Allostatic load and cumulative trauma
The cumulative burden of exposure to multiple traumatic events—rather than the severity of any single trauma—appears to be the key driver of physical illness following conflict. The allostatic load model provides a unified explanation: each traumatic event adds physiological wear and tear, dysregulating neuroendocrine, metabolic, cardiovascular, and inflammatory systems. Cumulative trauma exposure may independently increase the likelihood of high allostatic load and CVD risk in PTSD, even after accounting for resilience factors.
There is a significant interaction between cumulative trauma and resilience on allostatic load, with a stronger association between cumulative trauma and allostatic load in those with higher resilience. The interpretation is sobering: remaining resilient while experiencing PTSD symptoms may impose biological strain that could have long-term harmful effects.
Mortality and life expectancy
The physical consequences of conflict trauma translate directly into reduced longevity. Childhood exposure to serious family conflict is associated with a 54% increased all-cause mortality risk in older adults, and childhood abuse or maltreatment with a 34% increased risk. Across nations, the most violent countries have the lowest life expectancy—with an estimated gap of approximately 14 years in remaining life expectancy compared to peaceful settings. Violence creates a double burden on longevity: it both shortens individual lives and makes the length of life less predictable. In conflict-affected regions, trauma patients face mortality rates exceeding 28% from treatable injuries due to inadequate trauma care systems.

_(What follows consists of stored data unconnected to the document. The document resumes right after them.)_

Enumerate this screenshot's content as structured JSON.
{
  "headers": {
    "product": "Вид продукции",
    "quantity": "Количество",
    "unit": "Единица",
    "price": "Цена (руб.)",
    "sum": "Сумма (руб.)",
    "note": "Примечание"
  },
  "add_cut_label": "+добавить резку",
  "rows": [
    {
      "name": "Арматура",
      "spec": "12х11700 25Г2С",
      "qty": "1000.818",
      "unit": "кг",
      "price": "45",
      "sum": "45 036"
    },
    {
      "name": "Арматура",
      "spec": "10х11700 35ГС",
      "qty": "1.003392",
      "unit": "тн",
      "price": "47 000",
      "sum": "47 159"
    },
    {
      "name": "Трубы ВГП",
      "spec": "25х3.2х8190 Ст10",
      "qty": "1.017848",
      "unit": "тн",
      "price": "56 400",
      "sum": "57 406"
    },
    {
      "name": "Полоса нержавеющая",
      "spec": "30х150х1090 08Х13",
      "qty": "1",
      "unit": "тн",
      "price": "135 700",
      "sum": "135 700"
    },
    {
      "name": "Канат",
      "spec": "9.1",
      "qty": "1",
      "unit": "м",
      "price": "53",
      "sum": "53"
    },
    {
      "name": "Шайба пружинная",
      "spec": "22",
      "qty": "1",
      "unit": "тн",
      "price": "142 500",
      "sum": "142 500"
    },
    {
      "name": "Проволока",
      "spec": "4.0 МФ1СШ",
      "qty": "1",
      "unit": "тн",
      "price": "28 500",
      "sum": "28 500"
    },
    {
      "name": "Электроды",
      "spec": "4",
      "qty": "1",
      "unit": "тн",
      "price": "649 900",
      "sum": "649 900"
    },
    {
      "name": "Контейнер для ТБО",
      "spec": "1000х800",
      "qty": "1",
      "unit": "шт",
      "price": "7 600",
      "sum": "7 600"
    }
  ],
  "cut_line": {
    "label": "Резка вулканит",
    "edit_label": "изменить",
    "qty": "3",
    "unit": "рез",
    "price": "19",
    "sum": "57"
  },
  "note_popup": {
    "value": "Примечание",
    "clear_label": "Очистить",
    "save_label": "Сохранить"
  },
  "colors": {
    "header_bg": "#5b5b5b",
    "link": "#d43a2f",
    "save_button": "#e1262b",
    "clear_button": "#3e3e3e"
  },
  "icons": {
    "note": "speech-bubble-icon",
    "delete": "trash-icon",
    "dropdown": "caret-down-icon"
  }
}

Somatic syndromes and medically unexplained symptoms
Throughout military history, clusters of medically unexplained symptoms have emerged following armed conflicts—from Civil War-era “irritable heart” to World War I shell shock, Vietnam War syndrome, and contemporary Gulf War illness. These functional somatic syndromes are defined by the presence of multiple, clinically significant somatic symptoms without identifiable organic cause.
Gulf War illness, which affects approximately 31% of 1990–1991 Gulf War veterans who meet CDC criteria for severe illness and 49% who report fair or poor health, is characterised by multiple bodily complaints, somatic preoccupation, and distress. The magnitude of somatisation correlates robustly with the presence and severity of post-traumatic stress symptoms, underscoring that medically unexplained symptoms following conflict are not imagined but rather represent real physical suffering driven by psychological trauma.

Conclusion – Physical Health Consequences
The physical health consequences of conflict trauma are extensive, well-documented, and life-shortening. From cardiovascular disease, metabolic disorders, chronic pain, gastrointestinal dysfunction, respiratory illness, autoimmune diseases, neurological deficits, epigenetic alterations, and elevated allostatic load to reduced life expectancy and functional somatic syndromes—the evidence is clear: psychological wounds leave lasting marks on the body.
The implications for clinical care are profound. Trauma-informed medical practice is not optional; it is essential. Screening for trauma history should be routine not just in mental health settings but in cardiology, gastroenterology, rheumatology, pain management, and primary care. Integrated interventions that address both mental and physical health are needed to interrupt the pathological cycle linking trauma to chronic disease. The hidden injury of war is not hidden at all—it is written on every major organ system in the body.
Explore more insights on trauma, recovery, and mental health at Centre for Elites:
Neurobiology of Trauma and Stress Responses — understanding the brain’s survival circuits and how trauma reshapes nervous system function — and Common Mental Health Conditions Following Conflict Trauma — a comprehensive guide to PTSD, depression, anxiety, and their comorbidities.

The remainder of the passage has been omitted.